“Papa Francesco ci ha preso in contropiede e questa bella avventura ci ha dato la possibilità di ‘scoprire’ tanti atleti anche dal punto di vista umano e spirituale”. Sorride Giampaolo Mattei, vicepresidente di Athletica Vaticana, prima e unica associazione sportiva costituita in Vaticano, che con il gruppo sportivo Fiamme gialle della Guardia di finanza, il “Cortile dei gentili” e Fidal-Lazio ha organizzato l’asta di beneficenza WeRunTogether a sostegno degli infermieri e degli operatori socio-sanitari di due ospedali in prima linea contro il Covid-19, il Papa Giovanni XXIII di Bergamo e la Fondazione Poliambulanza di Brescia.
Al giro di boa dell’iniziativa, partita lo scorso 8 giugno sulla piattaforma online charitystars.com e che si concluderà l’8 agosto, Mattei ne stila al Sir un primo parziale bilancio: “Tutti gli atleti olimpici, che abbiamo contattato semplicemente tramite passaparola, hanno aderito con entusiasmo offrendo trofei, magliette, oggetti personali ed anche la possibilità di un allenamento insieme a loro. Ad oggi abbiamo raccolto circa 80mila euro. A conclusione, l’intero ricavato – perché la piattaforma che normalmente trattiene il 20% di provvigione in questa circostanza ha rinunciato – verrà consegnato direttamente al personale dei due ospedali”.
A sostenere e “benedire” l’iniziativa è stato proprio il Papa, ricevendo in udienza lo scorso 20 maggio una piccola delegazione di Athletica Vaticana – di cui facevano parte anche una ragazzina con una malattia neurodegenerativa, un’atleta di Special Olympics con un disturbo psichiatrico, un migrante dal Ghana e una detenuta di Rebibbia, capitano della squadra di calcetto della struttura – accompagnata dal card. Gianfranco Ravasi.
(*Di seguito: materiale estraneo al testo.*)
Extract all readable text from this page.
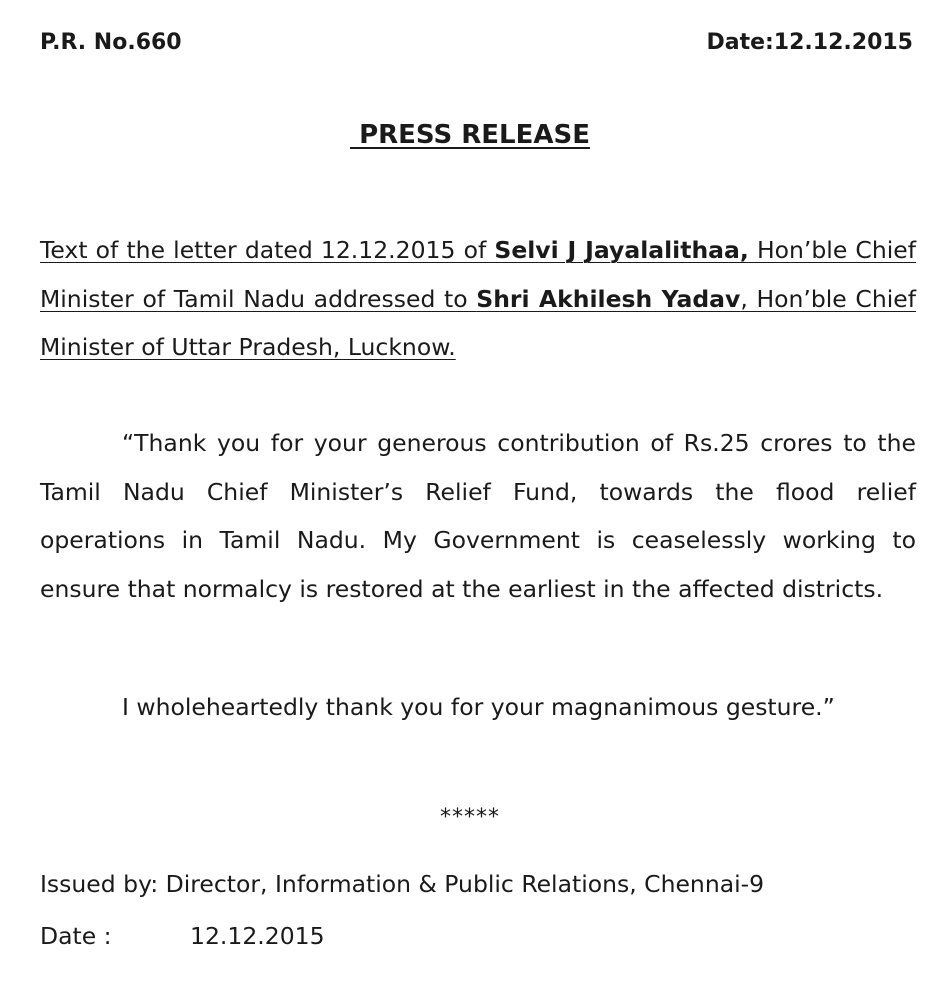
P.R. No.660	Date:12.12.2015
PRESS RELEASE
Text of the letter dated 12.12.2015 of Selvi J Jayalalithaa, Hon’ble Chief Minister of Tamil Nadu addressed to Shri Akhilesh Yadav, Hon’ble Chief Minister of Uttar Pradesh, Lucknow.
“Thank you for your generous contribution of Rs.25 crores to the Tamil Nadu Chief Minister’s Relief Fund, towards the flood relief operations in Tamil Nadu. My Government is ceaselessly working to ensure that normalcy is restored at the earliest in the affected districts.
I wholeheartedly thank you for your magnanimous gesture.”
*****
Issued by: Director, Information & Public Relations, Chennai-9
Date :	12.12.2015
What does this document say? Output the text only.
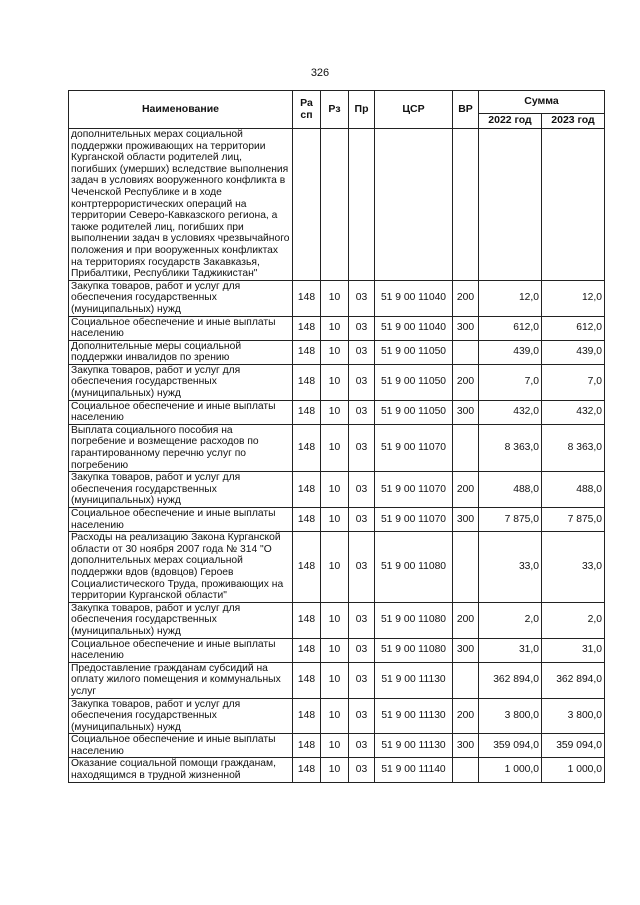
326
Наименование	Ра сп	Рз	Пр	ЦСР	ВР	Сумма	
						2022 год	2023 год
дополнительных мерах социальной поддержки проживающих на территории Курганской области родителей лиц, погибших (умерших) вследствие выполнения задач в условиях вооруженного конфликта в Чеченской Республике и в ходе контртеррористических операций на территории Северо-Кавказского региона, а также родителей лиц, погибших при выполнении задач в условиях чрезвычайного положения и при вооруженных конфликтах на территориях государств Закавказья, Прибалтики, Республики Таджикистан"							
Закупка товаров, работ и услуг для обеспечения государственных (муниципальных) нужд	148	10	03	51 9 00 11040	200	12,0	12,0
Социальное обеспечение и иные выплаты населению	148	10	03	51 9 00 11040	300	612,0	612,0
Дополнительные меры социальной поддержки инвалидов по зрению	148	10	03	51 9 00 11050		439,0	439,0
Закупка товаров, работ и услуг для обеспечения государственных (муниципальных) нужд	148	10	03	51 9 00 11050	200	7,0	7,0
Социальное обеспечение и иные выплаты населению	148	10	03	51 9 00 11050	300	432,0	432,0
Выплата социального пособия на погребение и возмещение расходов по гарантированному перечню услуг по погребению	148	10	03	51 9 00 11070		8 363,0	8 363,0
Закупка товаров, работ и услуг для обеспечения государственных (муниципальных) нужд	148	10	03	51 9 00 11070	200	488,0	488,0
Социальное обеспечение и иные выплаты населению	148	10	03	51 9 00 11070	300	7 875,0	7 875,0
Расходы на реализацию Закона Курганской области от 30 ноября 2007 года № 314 "О дополнительных мерах социальной поддержки вдов (вдовцов) Героев Социалистического Труда, проживающих на территории Курганской области"	148	10	03	51 9 00 11080		33,0	33,0
Закупка товаров, работ и услуг для обеспечения государственных (муниципальных) нужд	148	10	03	51 9 00 11080	200	2,0	2,0
Социальное обеспечение и иные выплаты населению	148	10	03	51 9 00 11080	300	31,0	31,0
Предоставление гражданам субсидий на оплату жилого помещения и коммунальных услуг	148	10	03	51 9 00 11130		362 894,0	362 894,0
Закупка товаров, работ и услуг для обеспечения государственных (муниципальных) нужд	148	10	03	51 9 00 11130	200	3 800,0	3 800,0
Социальное обеспечение и иные выплаты населению	148	10	03	51 9 00 11130	300	359 094,0	359 094,0
Оказание социальной помощи гражданам, находящимся в трудной жизненной	148	10	03	51 9 00 11140		1 000,0	1 000,0
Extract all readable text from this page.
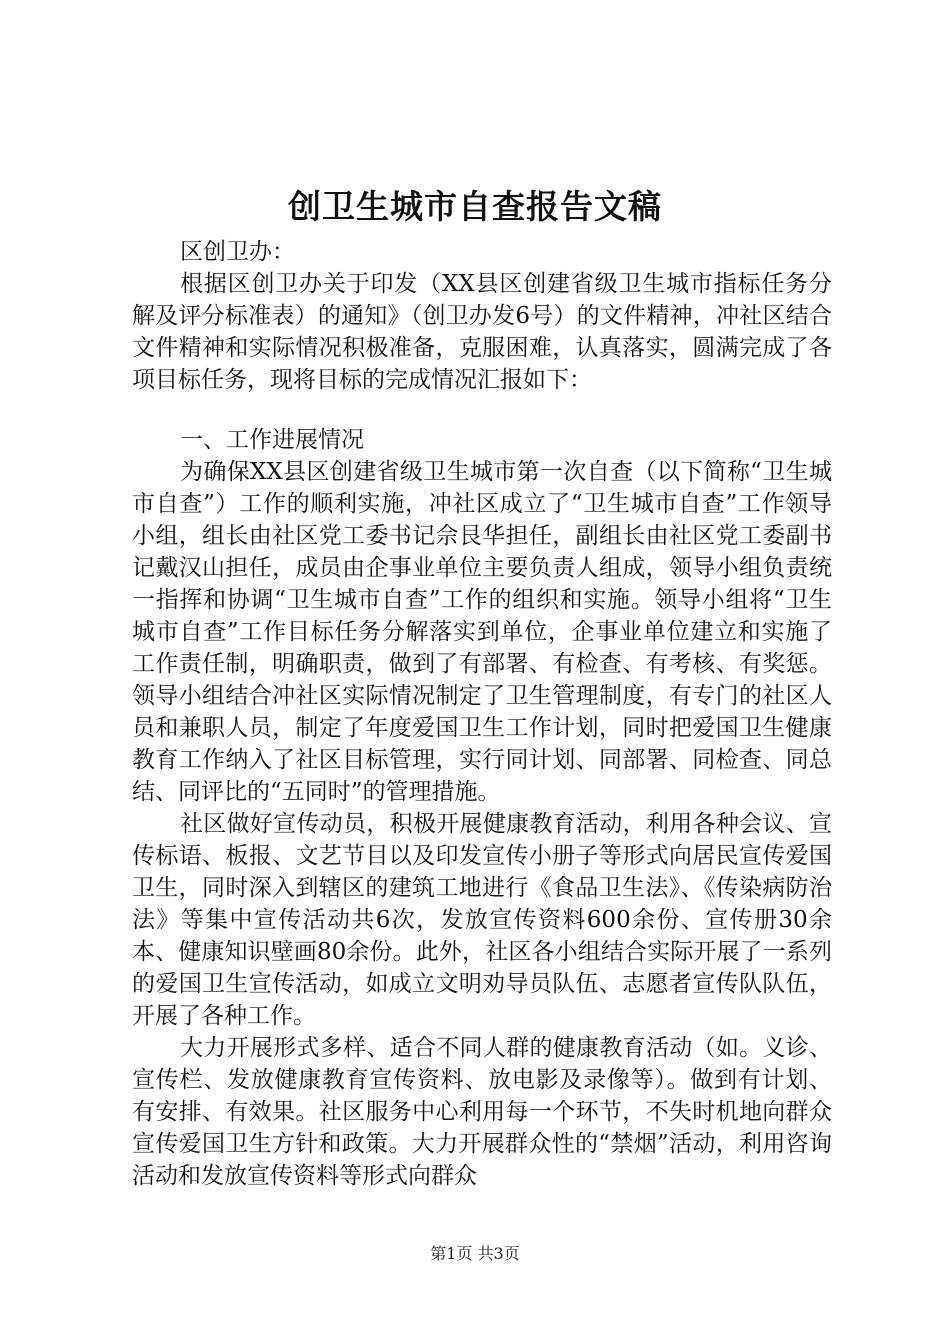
创卫生城市自查报告文稿

区创卫办：

根据区创卫办关于印发（XX县区创建省级卫生城市指标任务分解及评分标准表）的通知》（创卫办发6号）的文件精神，冲社区结合文件精神和实际情况积极准备，克服困难，认真落实，圆满完成了各项目标任务，现将目标的完成情况汇报如下：

一、工作进展情况

为确保XX县区创建省级卫生城市第一次自查（以下简称“卫生城市自查”）工作的顺利实施，冲社区成立了“卫生城市自查”工作领导小组，组长由社区党工委书记佘艮华担任，副组长由社区党工委副书记戴汉山担任，成员由企事业单位主要负责人组成，领导小组负责统一指挥和协调“卫生城市自查”工作的组织和实施。领导小组将“卫生城市自查”工作目标任务分解落实到单位，企事业单位建立和实施了工作责任制，明确职责，做到了有部署、有检查、有考核、有奖惩。领导小组结合冲社区实际情况制定了卫生管理制度，有专门的社区人员和兼职人员，制定了年度爱国卫生工作计划，同时把爱国卫生健康教育工作纳入了社区目标管理，实行同计划、同部署、同检查、同总结、同评比的“五同时”的管理措施。

社区做好宣传动员，积极开展健康教育活动，利用各种会议、宣传标语、板报、文艺节目以及印发宣传小册子等形式向居民宣传爱国卫生，同时深入到辖区的建筑工地进行《食品卫生法》、《传染病防治法》等集中宣传活动共6次，发放宣传资料600余份、宣传册30余本、健康知识壁画80余份。此外，社区各小组结合实际开展了一系列的爱国卫生宣传活动，如成立文明劝导员队伍、志愿者宣传队队伍，开展了各种工作。

大力开展形式多样、适合不同人群的健康教育活动（如。义诊、宣传栏、发放健康教育宣传资料、放电影及录像等）。做到有计划、有安排、有效果。社区服务中心利用每一个环节，不失时机地向群众宣传爱国卫生方针和政策。大力开展群众性的“禁烟”活动，利用咨询活动和发放宣传资料等形式向群众

第1页 共3页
L’incontro è avvenuto alla vigilia del meeting internazionale di atletica “We run together – Simul currebant”, organizzato dai promotori dell’asta, inizialmente previsto per il 21 maggio a Castelporziano (Roma) e “che avrebbe visto scendere in pista – racconta Mattei – quasi 200 olimpionici di tutto il mondo – da Giamaica, Usa, Kenya – che avrebbero corso con atleti paralimpici, con disabilità mentali, rifugiati, migranti e carcerati per celebrare attraverso lo sport l’incontro, la condivisione, l’inclusione e il dialogo. L’emergenza sanitaria ci ha purtroppo costretti a rinviarlo ma ha al tempo stesso rivelato l’importanza di promuoverne concretamente i valori. Così, nell’impossibilità di correre con le gambe, l’incoraggiamento del Papa, che tra l’altro ha donato quattro importanti premi, a “correre con il cuore” per supportare infermiere, infermieri e personale ospedaliero che “stanno vivendo la loro professione come una vocazione, eroicamente, mettendo a rischio la loro stessa vita per salvare gli altri”, ha fatto il resto.
“L’idea di fondo – chiosa il vicepresidente di Athletica Vaticana – è
raccogliere fondi e dare testimonianza di uno sport possibile, fatto di sano agonismo, solidarietà e inclusione,
nel quale olimpionici detentori di record mondiali e persone con disabilità hanno la stessa dignità”. Per questo in ogni lotto di premi sono stati inseriti anche atleti paralimpici che “dal punto di vista economico non danno un grande ritorno ma è un modo per dare loro voce e visibilità”. E il tutto, tiene a precisare, è stato condotto in modo “artigianale”. Ad esempio “per avere le maglie dei calciatori di serie A ci siamo rivolti a un cappellano della Fiorentina che io conosco e ad un atleta delle Fiamme gialle che conosce il papà di Chiellini: si è così messo in moto un meccanismo spontaneo per cui in poco tempo sono arrivate tutte”.
E c’è anche chi – come Fabrizio Donato e Antonella Palmisano, ma non solo – “ha aperto anche la propria casa offrendo a chi vorrà la possibilità di trascorre una giornata con la propria famiglia. Molti atleti, che conoscevamo per le loro performance sportive, sono stati per noi una scoperta dal punto di vista umano e spirituale. Come il campione mondiale non vedente di lancio del disco Oney Tapia, entusiasta di poter offrire una giornata di allenamento con lui”. Ma all’appuntamento di Castelporziano non si rinuncia:
“Pandemia permettendo, si farà l’anno prossimo”.